Replies from: gwern↑ comment by gwern · 2015-11-03T17:32:56.840Z · LW(p) · GW(p)
No; I did think about it for a while since I would've liked to have an excuse for more hash precommitments and whatnot, but I couldn't think of any meaningful way to do it without harming participation.
You can use the Bitcoin blockchain for verifiable randomness, but there's no way to prove I didn't edit or sort the survey results to put a sock puppet account in it.
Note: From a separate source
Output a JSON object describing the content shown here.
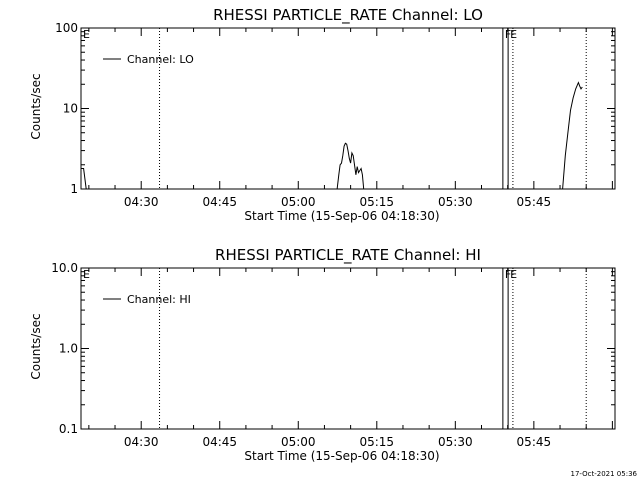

I could release a signed copy of the survey data and commit to a blockchain hash for choice, but then I would have had to release the Bitcoin addresses & emails (because otherwise it's not verifiable in any way), which would damage people's privacy; if I had banned email addresses so as to make it safe to release the full survey data so payments to Bitcoin addresses could be verified, then few people would have been able to benefit from the contest - because as I expected, only like 10% of respondents put in a Bitcoin address rather than an email address. And so on.